For Dads Who Love Golf:

Miracle at St. Andrews: A Novel by James Patterson and Peter de Jonge

(From Overdrive) If golf novels had a leaderboard, Miracle at St. Andrews would be at the top.Though nobody has ever identified a single secret—no universally accepted truth—to the sport, every real player searches for one. Travis McKinley is one such seeker. A former professional golfer who feels like he’s an amateur at the rest of life, he makes a pilgrimage to the mythical greens at St. Andrews. On the course where golf was born, every link, hole, fairway—even the gorse—feels like sacred ground. Ground that can help an ordinary player, an ordinary man, achieve a higher plane.

For The Handyman Dad:

Every Tool’s a Hammer: Life Is What You Make It by Adam Savage

(From Overdrive) Adam Savage is a maker. From Chewbacca’s bandolier to a thousand-shot Nerf gun, he has built thousands of spectacular projects as a special effects artist and the co-host of MythBusters. Adam is also an educator, passionate about instilling the principles of making in the next generation of inventors and inspiring them to turn their curiosity into creation.

In this practical and passionate guide, Adam weaves together vivid personal stories, original sketches and photographs from some of his most memorable projects, and interviews with many of his iconic and visionary friends in the arts and sciences – including Pixar director Andrew Stanton, Nick Offerman, Oscar-winner Guillermo Del Toro and artist Tom Sachs – to demonstrate the many lessons he has picked up from a lifetime of making.

Things like: don’t wait until everything is perfect – in your workshop or in your life – to begin. Plan with pencil and paper. Sweep up every day. Learn from doing. Share your toys. There is an exact tool for every task (Adam probably has four of them in his wondrous shop), but if you need to pound in a nail and all you have handy is a skill saw – hammer away.

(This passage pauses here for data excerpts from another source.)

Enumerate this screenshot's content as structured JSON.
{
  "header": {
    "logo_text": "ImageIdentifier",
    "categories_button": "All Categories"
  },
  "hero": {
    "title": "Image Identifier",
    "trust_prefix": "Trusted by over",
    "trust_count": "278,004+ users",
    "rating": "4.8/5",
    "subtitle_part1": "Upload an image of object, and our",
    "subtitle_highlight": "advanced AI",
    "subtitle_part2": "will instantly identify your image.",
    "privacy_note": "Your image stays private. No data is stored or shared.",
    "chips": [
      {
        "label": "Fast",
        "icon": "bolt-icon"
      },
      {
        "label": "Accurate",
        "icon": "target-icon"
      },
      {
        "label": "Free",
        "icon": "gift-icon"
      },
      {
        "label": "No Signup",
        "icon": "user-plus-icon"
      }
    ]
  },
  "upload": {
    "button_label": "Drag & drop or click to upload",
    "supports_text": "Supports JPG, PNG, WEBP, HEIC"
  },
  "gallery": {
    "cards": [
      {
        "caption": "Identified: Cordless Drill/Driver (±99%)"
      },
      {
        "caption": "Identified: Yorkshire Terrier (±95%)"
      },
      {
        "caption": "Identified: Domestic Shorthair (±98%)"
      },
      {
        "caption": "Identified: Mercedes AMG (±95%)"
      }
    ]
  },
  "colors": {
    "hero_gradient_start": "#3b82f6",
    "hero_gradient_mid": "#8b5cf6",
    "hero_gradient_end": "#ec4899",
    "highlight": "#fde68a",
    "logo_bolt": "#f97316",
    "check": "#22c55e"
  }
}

The most important thing, always, is just that you make something.

For the Dad Who Loves Comic Books:

The Adventures of Barry & Joe: Obama and Biden’s Bromantic Battle for the Soul of America by Adam Reid

(From Overdrive) These are the continuing adventures of Barack Obama and Joe Biden, time traveling superheroes in search of a brighter future for America.

Moments after the inauguration of our 45th President, best friends Barack Obama and Joe Biden were escorted to a secret lab run by the world’s greatest scientists. They were asked to take off all their clothes and hold very still in a fetal position until they felt a painful tingling sensation. Then they vanished. They would awake to find themselves apart, and inside their younger bodies—driven to find each other and change history for the better. Their faithful guide on this journey is Samuel L. Jackson, a brilliant actor from the present who appears in the form of an augmented reality that only they can see and hear. And thus, they find themselves leaping through time, striving to right injustice wherever they find it, looking for a world which they can proudly call home.

This audiobook is a love letter to cheesy science fiction and the two men who can still be counted on to inspire us—an adventure that will melt your snowflake brain and give you hope for humanity at the same time.